Dahası sıfır sorun, geçmişinden, tarihsel derinlikten, ortak değerler zincirinden kaçmak için bahane arayan ‘ulusalcı’ köhneliğin yerini, emperyal bir vizyonun almasıdır. Bir meydan okuma olduğu kadar, bölgeye ve dünyaya ortak gelecek çağrısıdır.

Tam da bu politikanın iflas ettiğini düşünüp etekleri zil çalanların tezlerinin aksine, dinamik ve ilkelerini koruyarak değişimi sürekli kılan bir çabanın adıdır.

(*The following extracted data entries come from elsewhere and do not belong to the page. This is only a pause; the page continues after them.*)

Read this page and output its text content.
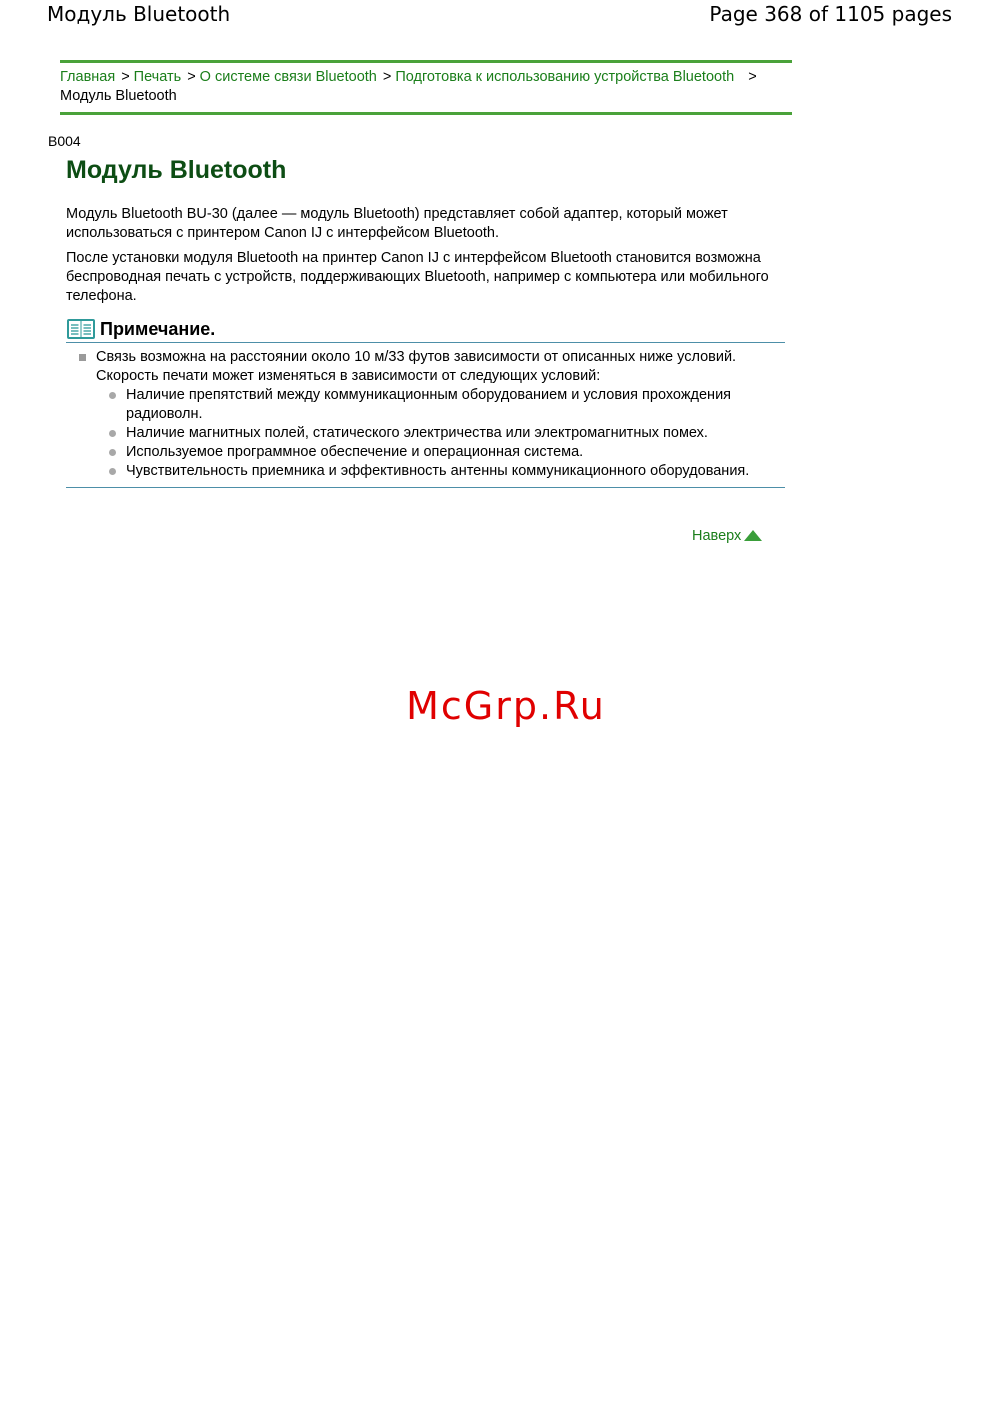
Модуль Bluetooth	Page 368 of 1105 pages
Главная > Печать > О системе связи Bluetooth > Подготовка к использованию устройства Bluetooth >
Модуль Bluetooth
B004
Модуль Bluetooth

Модуль Bluetooth BU-30 (далее — модуль Bluetooth) представляет собой адаптер, который может использоваться с принтером Canon IJ с интерфейсом Bluetooth.

После установки модуля Bluetooth на принтер Canon IJ с интерфейсом Bluetooth становится возможна беспроводная печать с устройств, поддерживающих Bluetooth, например с компьютера или мобильного телефона.

Примечание.
Связь возможна на расстоянии около 10 м/33 футов зависимости от описанных ниже условий.
Скорость печати может изменяться в зависимости от следующих условий:
Наличие препятствий между коммуникационным оборудованием и условия прохождения радиоволн.
Наличие магнитных полей, статического электричества или электромагнитных помех.
Используемое программное обеспечение и операционная система.
Чувствительность приемника и эффективность антенны коммуникационного оборудования.
Наверх
McGrp.Ru
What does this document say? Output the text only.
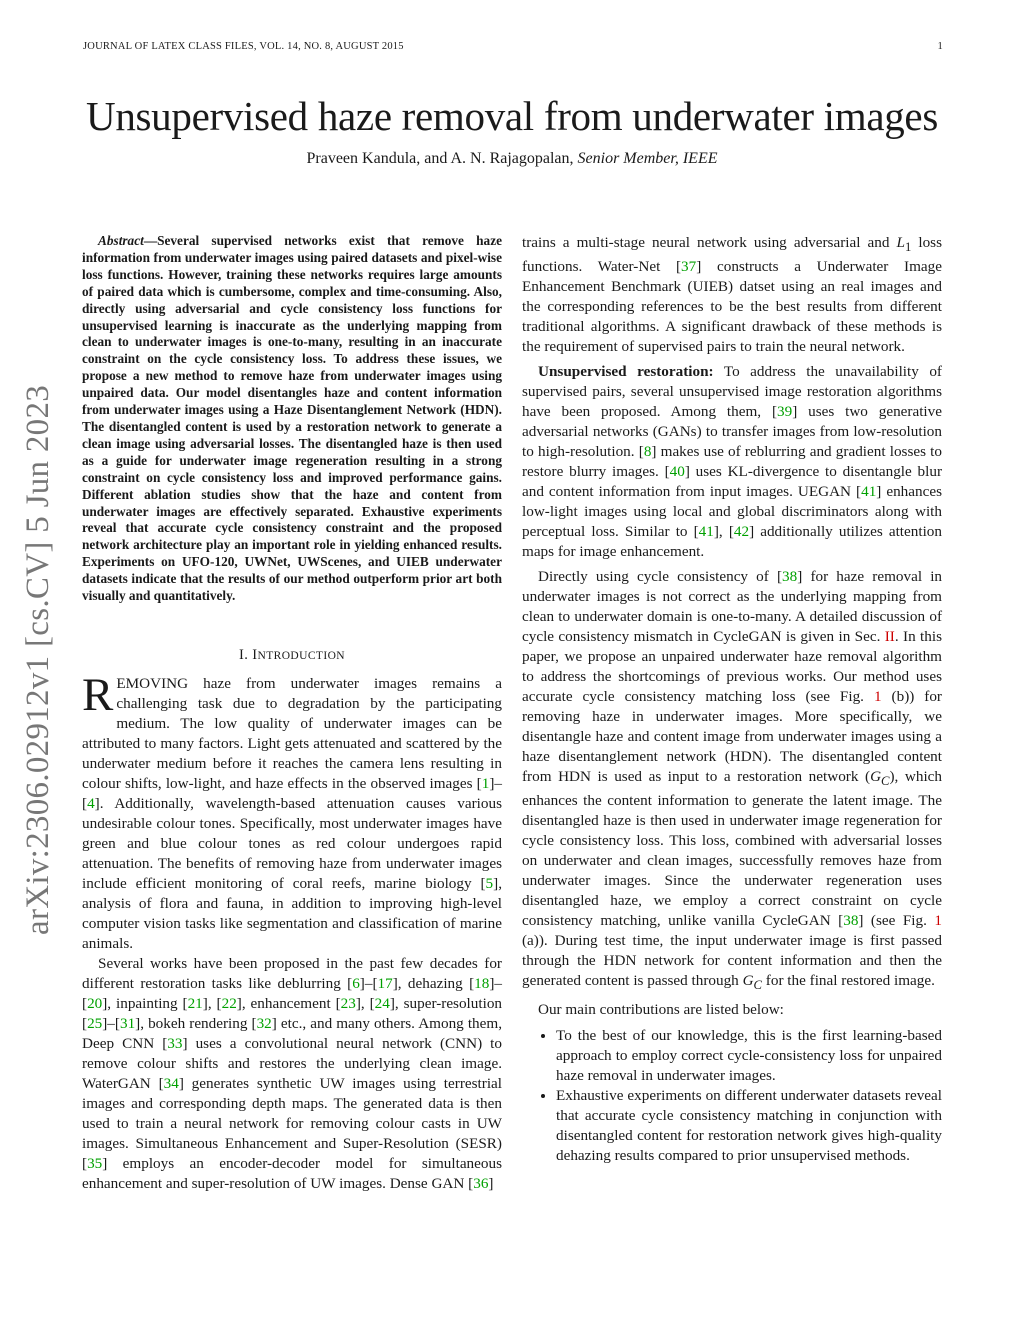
JOURNAL OF LATEX CLASS FILES, VOL. 14, NO. 8, AUGUST 2015	1
Unsupervised haze removal from underwater images
Praveen Kandula, and A. N. Rajagopalan, Senior Member, IEEE
arXiv:2306.02912v1 [cs.CV] 5 Jun 2023

Abstract—Several supervised networks exist that remove haze information from underwater images using paired datasets and pixel-wise loss functions. However, training these networks requires large amounts of paired data which is cumbersome, complex and time-consuming. Also, directly using adversarial and cycle consistency loss functions for unsupervised learning is inaccurate as the underlying mapping from clean to underwater images is one-to-many, resulting in an inaccurate constraint on the cycle consistency loss. To address these issues, we propose a new method to remove haze from underwater images using unpaired data. Our model disentangles haze and content information from underwater images using a Haze Disentanglement Network (HDN). The disentangled content is used by a restoration network to generate a clean image using adversarial losses. The disentangled haze is then used as a guide for underwater image regeneration resulting in a strong constraint on cycle consistency loss and improved performance gains. Different ablation studies show that the haze and content from underwater images are effectively separated. Exhaustive experiments reveal that accurate cycle consistency constraint and the proposed network architecture play an important role in yielding enhanced results. Experiments on UFO-120, UWNet, UWScenes, and UIEB underwater datasets indicate that the results of our method outperform prior art both visually and quantitatively.

I. INTRODUCTION

REMOVING haze from underwater images remains a challenging task due to degradation by the participating medium. The low quality of underwater images can be attributed to many factors. Light gets attenuated and scattered by the underwater medium before it reaches the camera lens resulting in colour shifts, low-light, and haze effects in the observed images [1]–[4]. Additionally, wavelength-based attenuation causes various undesirable colour tones. Specifically, most underwater images have green and blue colour tones as red colour undergoes rapid attenuation. The benefits of removing haze from underwater images include efficient monitoring of coral reefs, marine biology [5], analysis of flora and fauna, in addition to improving high-level computer vision tasks like segmentation and classification of marine animals.

Several works have been proposed in the past few decades for different restoration tasks like deblurring [6]–[17], dehazing [18]–[20], inpainting [21], [22], enhancement [23], [24], super-resolution [25]–[31], bokeh rendering [32] etc., and many others. Among them, Deep CNN [33] uses a convolutional neural network (CNN) to remove colour shifts and restores the underlying clean image. WaterGAN [34] generates synthetic UW images using terrestrial images and corresponding depth maps. The generated data is then used to train a neural network for removing colour casts in UW images. Simultaneous Enhancement and Super-Resolution (SESR) [35] employs an encoder-decoder model for simultaneous enhancement and super-resolution of UW images. Dense GAN [36]

trains a multi-stage neural network using adversarial and $L_1$ loss functions. Water-Net [37] constructs a Underwater Image Enhancement Benchmark (UIEB) datset using an real images and the corresponding references to be the best results from different traditional algorithms. A significant drawback of these methods is the requirement of supervised pairs to train the neural network.

Unsupervised restoration: To address the unavailability of supervised pairs, several unsupervised image restoration algorithms have been proposed. Among them, [39] uses two generative adversarial networks (GANs) to transfer images from low-resolution to high-resolution. [8] makes use of reblurring and gradient losses to restore blurry images. [40] uses KL-divergence to disentangle blur and content information from input images. UEGAN [41] enhances low-light images using local and global discriminators along with perceptual loss. Similar to [41], [42] additionally utilizes attention maps for image enhancement.

Directly using cycle consistency of [38] for haze removal in underwater images is not correct as the underlying mapping from clean to underwater domain is one-to-many. A detailed discussion of cycle consistency mismatch in CycleGAN is given in Sec. II. In this paper, we propose an unpaired underwater haze removal algorithm to address the shortcomings of previous works. Our method uses accurate cycle consistency matching loss (see Fig. 1 (b)) for removing haze in underwater images. More specifically, we disentangle haze and content image from underwater images using a haze disentanglement network (HDN). The disentangled content from HDN is used as input to a restoration network $(G_C)$, which enhances the content information to generate the latent image. The disentangled haze is then used in underwater image regeneration for cycle consistency loss. This loss, combined with adversarial losses on underwater and clean images, successfully removes haze from underwater images. Since the underwater regeneration uses disentangled haze, we employ a correct constraint on cycle consistency matching, unlike vanilla CycleGAN [38] (see Fig. 1 (a)). During test time, the input underwater image is first passed through the HDN network for content information and then the generated content is passed through $G_C$ for the final restored image.

Our main contributions are listed below:

• To the best of our knowledge, this is the first learning-based approach to employ correct cycle-consistency loss for unpaired haze removal in underwater images.
• Exhaustive experiments on different underwater datasets reveal that accurate cycle consistency matching in conjunction with disentangled content for restoration network gives high-quality dehazing results compared to prior unsupervised methods.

Özetle sıfır sorun, Türkiye’nin tarih sahnesine yeniden çıkışının ifadesidir.

***

İşte asıl düğüm burada; yani Türkiye’nin tarih sahnesine yeniden çıkışıyla başlayan korkularda.

Bu coğrafyada Türkiye’nin ayağa kalkmasından ve etrafında olup bitenle ilgilenmesinden rahatsızlık duyanların, durdukları yer ya da ürettikleri mazeretler birbirinden farklı görünse de, sonuçta aynı ruh halinin yansıması. Sorun, hamle yapabilen ve etrafındaki tehditlerin üzerine korkusuzca gidebilen bir Ankara’nın ortaya çıkması.

Türkiye’nin yaşadığı her sorunda ‘İşte dış politika iflas etti, sıfır sorun politikası çöktü’ korosunu oluşturanlar, içeride ya da dışarıda hangi odakla yakın olduklarına bakılmaksızın, aynı hastalıklı ruh halinin parçası ne yazık ki.

Eksikler, yanlışlar, tökezlemeler, yol kazaları var mı, evet. Daha da olacak mı, kesinlikle. Ama bunlar çıkılan yolun yanlışlığını değil, hazırlık açısından sorun yaşadığımızı gösterir.

Söz hazır olup olmamaya gelmişken, acaba daha ne kadar tüm yükü siyasetin omuzlarına yükleyip kendimizi sorumsuz saymayı sürdüreceğiz. Acilen ve mutlaka, Türkiye’nin bölgesinde ve dünyada sahip olduğu yeni rolü kalıcı hale getirmek için, siyaset dışı araçların zenginleştirilmesi gerekiyor.

Nereden başlanmalı sorusunun cevabı ortada aslında. Mesela ülkemizde entelektüel hayat, olup biten karşısında hala duyarsız. Buna bağlı olarak da sivil toplum alanındaki faaliyetler, ufuksuz, heyecansız; hepsinden kötüsü, devletin şemsiyesinden çıkacak cesarete erişemiyor.

Eksik ararken önce kendimize bakmak daha yararlı olur.